A delegada Delair Manfron, de Bocaiúva do Sul, disse que a menina desabafou com a madrasta, de 20 anos, as violências que sofria. Inconformada com o fato, a jovem levou a enteada até o Conselho Tutelar de Tunas, que encaminhou o caso à delegacia de Bocaiúva do Sul. Após investigações, a policial solicitou a prisão preventiva do acusado, que foi recolhido no xadrez na sexta-feira passada.

Relato

Delair informou que ao ser intimada na delegacia, a adolescente confirmou a história de sua ex-madrasta. Segundo a vítima, os abusos começaram aos sete anos, quando sua mãe a abandonou. “A mãe era alcoólatra. Ela disse que quando o pai tentava manter relação sexual, fugia para casa de parentes. Mas quando tinha entre 12 e 13 anos, foi estuprada pelo próprio pai”, relatou a delegada, revelando que a menina era ameaçada caso contasse o relacionamento a alguém. “Ela acabou engravidando e o pai passou a exigir que ela abortasse ou falasse que o filho era de um namorado.
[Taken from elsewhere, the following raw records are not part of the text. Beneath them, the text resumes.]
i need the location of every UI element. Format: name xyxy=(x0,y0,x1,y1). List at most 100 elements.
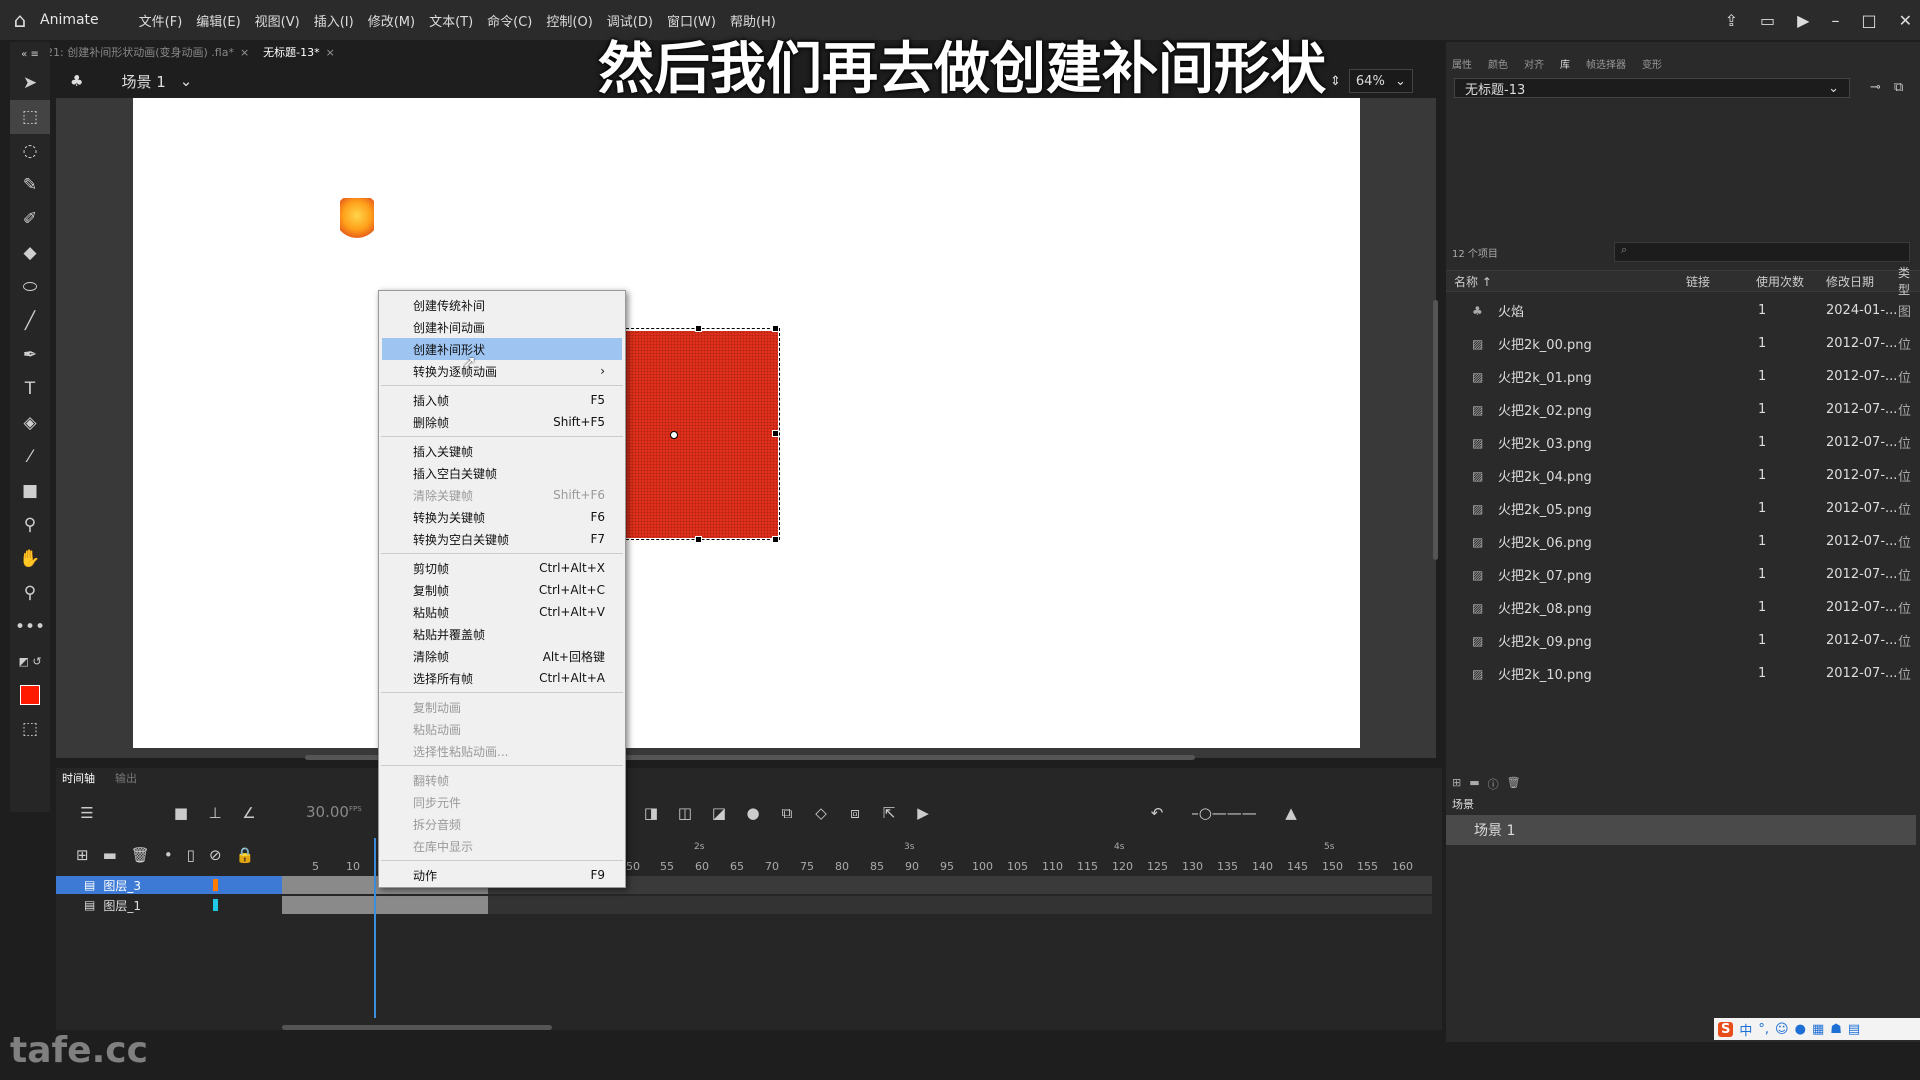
menu-text[interactable]: 文本(T) xyxy=(429,11,473,30)
library-item[interactable]: ▨ 火把2k_05.png 1 2012-07-... 位 xyxy=(1446,492,1920,525)
layer-row[interactable]: ▤ 图层_3 xyxy=(56,876,282,894)
frame-span[interactable] xyxy=(282,896,488,914)
minimize-icon[interactable]: – xyxy=(1831,11,1839,30)
menu-item-convert-to-keyframe[interactable]: 转换为关键帧 F6 xyxy=(379,506,625,528)
transform-handle[interactable] xyxy=(772,430,779,437)
properties-icon[interactable]: ⓘ xyxy=(1488,776,1499,792)
tab-timeline[interactable]: 时间轴 xyxy=(62,770,95,786)
layers-icon[interactable]: ☰ xyxy=(70,804,104,822)
paint-bucket-tool-icon[interactable]: ◈ xyxy=(10,406,50,440)
library-item[interactable]: ▨ 火把2k_01.png 1 2012-07-... 位 xyxy=(1446,360,1920,393)
onion-skin-icon[interactable]: ● xyxy=(736,804,770,822)
delete-icon[interactable]: 🗑 xyxy=(1507,776,1521,792)
layer-name[interactable]: 图层_3 xyxy=(103,877,141,894)
delete-layer-icon[interactable]: 🗑 xyxy=(131,846,150,864)
pin-tool-icon[interactable]: ⚲ xyxy=(10,508,50,542)
menu-item-copy-frames[interactable]: 复制帧 Ctrl+Alt+C xyxy=(379,579,625,601)
hide-icon[interactable]: ⊘ xyxy=(209,846,222,864)
sync-icon[interactable]: ⧈ xyxy=(838,804,872,822)
menu-item-cut-frames[interactable]: 剪切帧 Ctrl+Alt+X xyxy=(379,557,625,579)
menu-commands[interactable]: 命令(C) xyxy=(487,11,532,30)
tab-color[interactable]: 颜色 xyxy=(1488,56,1508,71)
swap-colors-icon[interactable]: ◩ ↺ xyxy=(10,644,50,678)
layer-name[interactable]: 图层_1 xyxy=(103,897,141,914)
col-name[interactable]: 名称 ↑ xyxy=(1454,273,1492,290)
library-item[interactable]: ▨ 火把2k_10.png 1 2012-07-... 位 xyxy=(1446,657,1920,690)
transform-handle[interactable] xyxy=(772,325,779,332)
export-icon[interactable]: ⇱ xyxy=(872,804,906,822)
new-symbol-icon[interactable]: ⊞ xyxy=(1452,776,1461,792)
mountain-icon[interactable]: ▲ xyxy=(1274,804,1308,822)
menu-item-remove-frame[interactable]: 删除帧 Shift+F5 xyxy=(379,411,625,433)
loop-icon[interactable]: ◇ xyxy=(804,804,838,822)
layer-color-swatch[interactable] xyxy=(213,899,218,911)
menu-edit[interactable]: 编辑(E) xyxy=(196,11,240,30)
oval-tool-icon[interactable]: ⬭ xyxy=(10,270,50,304)
menu-item-paste-frames[interactable]: 粘贴帧 Ctrl+Alt+V xyxy=(379,601,625,623)
share-icon[interactable]: ⇪ xyxy=(1725,11,1738,30)
new-layer-icon[interactable]: ⊞ xyxy=(76,846,89,864)
menu-item-select-all-frames[interactable]: 选择所有帧 Ctrl+Alt+A xyxy=(379,667,625,689)
ime-mode-label[interactable]: 中 xyxy=(1739,1020,1752,1039)
transform-handle[interactable] xyxy=(695,536,702,543)
selection-tool-icon[interactable]: ➤ xyxy=(10,66,50,100)
close-tab-icon[interactable]: × xyxy=(326,46,335,59)
col-type[interactable]: 类型 xyxy=(1898,264,1920,298)
chevron-down-icon[interactable]: ⌄ xyxy=(180,72,193,90)
playhead[interactable] xyxy=(374,838,376,1018)
play-test-icon[interactable]: ▶ xyxy=(1797,11,1809,30)
transform-handle[interactable] xyxy=(772,536,779,543)
more-tools-icon[interactable]: ••• xyxy=(10,610,50,644)
menu-item-convert-frame-by-frame[interactable]: 转换为逐帧动画 › xyxy=(379,360,625,382)
fps-readout[interactable]: 30.00FPS xyxy=(306,803,362,821)
tab-output[interactable]: 输出 xyxy=(115,770,137,786)
home-icon[interactable]: ⌂ xyxy=(0,8,40,32)
menu-control[interactable]: 控制(O) xyxy=(546,11,592,30)
new-folder-icon[interactable]: ▬ xyxy=(103,846,117,864)
zoom-stepper-icon[interactable]: ⇕ xyxy=(1330,74,1341,89)
transform-handle[interactable] xyxy=(695,325,702,332)
new-library-icon[interactable]: ⧉ xyxy=(1894,80,1903,95)
close-tab-icon[interactable]: × xyxy=(240,46,249,59)
stage-vertical-scrollbar[interactable] xyxy=(1433,300,1438,560)
tab-align[interactable]: 对齐 xyxy=(1524,56,1544,71)
insert-frame-icon[interactable]: ◫ xyxy=(668,804,702,822)
library-item[interactable]: ▨ 火把2k_00.png 1 2012-07-... 位 xyxy=(1446,327,1920,360)
brush-tool-icon[interactable]: ✎ xyxy=(10,168,50,202)
undo-icon[interactable]: ↶ xyxy=(1140,804,1174,822)
menu-item-paste-overwrite-frames[interactable]: 粘贴并覆盖帧 xyxy=(379,623,625,645)
zoom-select[interactable]: 64% ⌄ xyxy=(1348,69,1413,93)
menu-item-convert-to-blank-keyframe[interactable]: 转换为空白关键帧 F7 xyxy=(379,528,625,550)
library-item[interactable]: ▨ 火把2k_03.png 1 2012-07-... 位 xyxy=(1446,426,1920,459)
tab-frame-picker[interactable]: 帧选择器 xyxy=(1586,56,1626,71)
tools-icon[interactable]: ▤ xyxy=(1848,1022,1860,1037)
menu-insert[interactable]: 插入(I) xyxy=(314,11,354,30)
layer-color-swatch[interactable] xyxy=(213,879,218,891)
highlight-icon[interactable]: • xyxy=(164,846,173,864)
doc-tab[interactable]: 21: 创建补间形状动画(变身动画) .fla* × xyxy=(46,44,249,60)
flame-symbol[interactable] xyxy=(340,198,374,242)
camera-icon[interactable]: ■ xyxy=(164,804,198,822)
graph-icon[interactable]: ∠ xyxy=(232,804,266,822)
tab-library[interactable]: 库 xyxy=(1560,56,1570,71)
maximize-icon[interactable]: □ xyxy=(1861,11,1876,30)
eraser-tool-icon[interactable]: ◆ xyxy=(10,236,50,270)
layer-row[interactable]: ▤ 图层_1 xyxy=(56,896,282,914)
col-uses[interactable]: 使用次数 xyxy=(1756,273,1804,290)
mic-icon[interactable]: ● xyxy=(1795,1022,1806,1037)
text-tool-icon[interactable]: T xyxy=(10,372,50,406)
pin-icon[interactable]: ⊸ xyxy=(1870,80,1881,95)
menu-view[interactable]: 视图(V) xyxy=(255,11,300,30)
library-item[interactable]: ▨ 火把2k_09.png 1 2012-07-... 位 xyxy=(1446,624,1920,657)
outline-icon[interactable]: ▯ xyxy=(187,846,195,864)
scene-list-item[interactable]: 场景 1 xyxy=(1446,815,1916,845)
sogou-icon[interactable]: S xyxy=(1718,1021,1734,1037)
pen-tool-icon[interactable]: ✒ xyxy=(10,338,50,372)
blank-keyframe-icon[interactable]: ◨ xyxy=(634,804,668,822)
library-item[interactable]: ▨ 火把2k_06.png 1 2012-07-... 位 xyxy=(1446,525,1920,558)
menu-item-create-motion-tween[interactable]: 创建补间动画 xyxy=(379,316,625,338)
library-item[interactable]: ♣ 火焰 1 2024-01-... 图 xyxy=(1446,294,1920,327)
workspace-icon[interactable]: ▭ xyxy=(1760,11,1775,30)
menu-file[interactable]: 文件(F) xyxy=(139,11,183,30)
close-icon[interactable]: ✕ xyxy=(1899,11,1912,30)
Como a adolescente se negou, o próprio pai arrumou um marido para ela”, salientou Delair.

O rapaz, de 22 anos, passou a morar junto com a menor quando ela estava grávida de sete meses, quando o bebê nasceu o registrou como filho, sem saber que o pai do garotinho recém-nascido era seu sogro. “Registrar filho alheio como seu é crime, apesar de o jovem ter agido com boas intenções”, disse a delegada.

Em seu interrogatório, V.R.T. confessou que manteve relações com a filha, porém alegou que o fato só ocorreu após ela completar 14 anos. O homem também não admitiu que torturava a adolescente.